Wednesday, September 2, 2015

Free Will in the Bushes

My college son reports to me that his Modern Mind teacher at his Christian college suggested that God saves a person by freeing his or her will so that he or she can use his or her free will to choose salvation through Jesus Christ. "The teacher said it was like God restored the free will that man had when he was first created before the Fall."

I do not know how well I have understood what my son reported, or how well my son's report matches the teacher’s actual instruction, so I will only respond to what I understood from my son's report. Whether or not it accurately reflects the teacher's position, it is a real position out there in the Christian world, so it is worth discussing.

This sounds to me like a version of particularized prevenient grace, kind of a best of both worlds or a compromise approach.  The Semi-Pelagian doctrine of prevenient grace says that the Fall incapacitates everyone's ability to choose salvation. But God gives to everyone a grace that fixes that incapacity. Now that that problem has been removed, people can use their free will to choose salvation.  Or not.  Some may choose salvation but others refuse to take advantage of the grace provided and remain eternally lost.

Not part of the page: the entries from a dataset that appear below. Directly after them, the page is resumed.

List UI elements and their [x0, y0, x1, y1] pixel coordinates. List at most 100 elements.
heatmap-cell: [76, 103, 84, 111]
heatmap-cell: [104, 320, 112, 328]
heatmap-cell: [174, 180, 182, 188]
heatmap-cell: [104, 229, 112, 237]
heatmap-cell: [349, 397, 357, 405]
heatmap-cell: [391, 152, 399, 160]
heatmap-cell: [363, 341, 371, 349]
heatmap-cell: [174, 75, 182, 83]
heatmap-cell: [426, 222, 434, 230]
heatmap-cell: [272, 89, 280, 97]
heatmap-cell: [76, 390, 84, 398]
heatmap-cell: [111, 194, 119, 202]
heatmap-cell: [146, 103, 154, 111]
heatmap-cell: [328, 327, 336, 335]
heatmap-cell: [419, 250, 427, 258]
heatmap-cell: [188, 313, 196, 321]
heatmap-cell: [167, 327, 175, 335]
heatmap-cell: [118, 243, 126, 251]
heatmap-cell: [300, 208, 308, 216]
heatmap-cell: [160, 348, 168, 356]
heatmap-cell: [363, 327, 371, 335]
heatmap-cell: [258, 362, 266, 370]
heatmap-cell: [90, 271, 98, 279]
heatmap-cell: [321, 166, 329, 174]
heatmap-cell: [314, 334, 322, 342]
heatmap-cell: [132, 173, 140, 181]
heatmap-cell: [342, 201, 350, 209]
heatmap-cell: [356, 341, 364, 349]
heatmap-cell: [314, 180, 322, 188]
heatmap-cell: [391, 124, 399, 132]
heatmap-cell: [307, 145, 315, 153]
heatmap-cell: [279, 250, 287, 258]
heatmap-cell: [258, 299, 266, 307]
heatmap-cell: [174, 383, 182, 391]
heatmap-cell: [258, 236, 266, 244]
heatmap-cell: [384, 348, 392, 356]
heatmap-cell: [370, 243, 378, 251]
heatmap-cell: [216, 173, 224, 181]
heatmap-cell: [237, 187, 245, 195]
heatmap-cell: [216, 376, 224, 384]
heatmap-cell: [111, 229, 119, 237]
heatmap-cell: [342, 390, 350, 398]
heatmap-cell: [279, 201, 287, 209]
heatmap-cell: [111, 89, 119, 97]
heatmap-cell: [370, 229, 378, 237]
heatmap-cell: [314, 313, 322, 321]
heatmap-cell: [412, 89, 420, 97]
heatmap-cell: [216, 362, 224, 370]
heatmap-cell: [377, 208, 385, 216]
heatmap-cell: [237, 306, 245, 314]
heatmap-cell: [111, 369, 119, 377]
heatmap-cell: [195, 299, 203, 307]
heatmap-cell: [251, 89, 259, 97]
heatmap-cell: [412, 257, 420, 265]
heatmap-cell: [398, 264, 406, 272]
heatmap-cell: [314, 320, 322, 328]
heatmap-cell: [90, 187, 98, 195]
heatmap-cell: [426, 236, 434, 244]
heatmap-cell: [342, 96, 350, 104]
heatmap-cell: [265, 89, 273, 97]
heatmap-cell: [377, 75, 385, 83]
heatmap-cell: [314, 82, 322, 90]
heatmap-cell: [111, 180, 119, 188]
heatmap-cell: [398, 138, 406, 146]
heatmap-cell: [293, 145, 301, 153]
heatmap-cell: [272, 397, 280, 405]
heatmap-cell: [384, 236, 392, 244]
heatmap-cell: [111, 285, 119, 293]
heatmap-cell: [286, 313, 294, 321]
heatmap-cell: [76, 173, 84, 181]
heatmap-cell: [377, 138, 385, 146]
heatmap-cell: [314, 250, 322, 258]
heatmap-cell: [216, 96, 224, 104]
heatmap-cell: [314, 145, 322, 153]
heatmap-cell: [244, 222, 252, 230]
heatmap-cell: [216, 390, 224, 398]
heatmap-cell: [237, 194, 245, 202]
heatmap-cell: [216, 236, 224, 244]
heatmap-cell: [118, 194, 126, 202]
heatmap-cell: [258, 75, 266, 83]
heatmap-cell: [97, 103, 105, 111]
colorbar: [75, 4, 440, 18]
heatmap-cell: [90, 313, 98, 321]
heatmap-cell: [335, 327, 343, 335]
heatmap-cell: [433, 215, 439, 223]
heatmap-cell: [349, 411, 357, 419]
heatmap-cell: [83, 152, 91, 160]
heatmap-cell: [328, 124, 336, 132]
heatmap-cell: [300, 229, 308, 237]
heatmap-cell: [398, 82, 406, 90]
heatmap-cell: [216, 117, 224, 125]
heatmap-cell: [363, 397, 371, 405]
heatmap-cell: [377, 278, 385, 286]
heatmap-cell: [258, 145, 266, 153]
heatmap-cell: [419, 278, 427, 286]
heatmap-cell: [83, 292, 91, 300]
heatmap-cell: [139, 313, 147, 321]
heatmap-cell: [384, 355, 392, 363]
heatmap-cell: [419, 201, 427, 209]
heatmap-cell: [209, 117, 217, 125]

This differs from a Reformed view which says that every one is incapacitated, and God gives saving grace to particular people according to his sovereign choice, enabling them--dare I say even causing them--to turn to Christ. None except those who have been enabled by Christ will turn to Christ because "no one can come to me unless it is granted him by the Father” (Jn. 6:65). Additionally, no one who is enabled ultimately refuses Christ, but instead "all the Father gives to me shall come to me" (Jn. 6:37).

What I understood my son to be reporting was that the work of the Holy Spirit, though it may be given only to particular people, simply returns people to either a neutral or repristinated state (the original condition before the Fall), from which they then make a free will choice for Christ. Whatever happens to us in this process at least removes whatever was keeping us from turning to Christ, and so we choose Christ of our own accord.

This smells of a frequent problem in theology. We affirm all the right things up until the hard points, and then we cave. For some reason (anyone want to guess?) human beings are compelled to preserve some right of place and position for free will in the salvation process. The bogey of free will is the darling of Arminianism that always seeks to find its nook and cranny in everyone's theology. And it will continue to do so unless and until the theologues are willing to say God is the absolute, supreme, sovereign creator, and we are only as free and as limited as God wants us to be.

Whatever free will may be, it cannot hold God's sovereignty hostage to man's will. If it did, God would not be God. Free will is a tough subject, and even Reformed theologians disagree on how to work it into their theology. They do not tend to deny it at least. But what is common among the Reformed is to affirm that at no point does man's free will have any capacity to frustrate the will of God. However one defines or uses free will in one's theology, it is important to do so in a way that does not have that familiar idolatrous air that encroaches too boldly upon God’s sovereign free will to do his good pleasure, even with the souls of men. Free will that must exist in a system simply for free will’s sake is idolatrous. For man to maintain the proper place for free will in his theology, he must first be willing to give it up completely to God’s sovereignty. I suspect that if a person were truly willing to sacrifice it, God would reveal its proper place over in the bushes.

Now back to the classroom—

Remember that the will of man before the Fall may have been sinless, but it was not immutable (unchangeable). It was in fact very mutable (changeable), as evidenced by the fact of the Fall. So to return someone to the original condition in the garden would have only returned them to a mutable state, which is hardly a position that requires that they come to Christ. If they are returned to an original state, then they would only return to the original state from which Adam and Eve rejected God in the first place.

And remember that Adam and Eve had the advantage of pristine goodness. No Christian has that, because no Christian will be rid of his remaining sin until glory. How does bringing someone to a mutable state of imperfection fix the problem that inevitably comes from throwing the salvation-decision back to man’s disadvantaged free will? It would not create a necessary choice of salvation, would it? It still allows room for free will to frustrate the plan of God regarding a person’s salvation, right? Unfortunately, remaining sin causes Christians to turn against Christ's will all the time, at least for a time. How is this partial, mutable, and imperfect repristinization sufficient to—in this moment only--guarantee a free will choice of Christ’s will and way?

So God’s returning someone to an imperfect mutable condition from which to make a free will choice does not reflect the force that Christ expresses when he says, without equivocation, that “All that the Father gives to me will come to me.”

It sounds to me like the work of God goes much farther than simply wiping the slate semi-clean so that a man can try again and get it right this time. Or get it wrong again. It’s his choice after all. Right Adam?

BTW, I am very happy that my son is being asked to continue to think through these things after he has left the home. I am grateful to the professor for providing the diving board and pool for lots of fantastic, theological and philosophical exercise. I am sure he brings up a lot of ideas and suggestions for discussion that he either does not agree with or cannot fully elaborate on. Looking forward to many more great discussions with my son.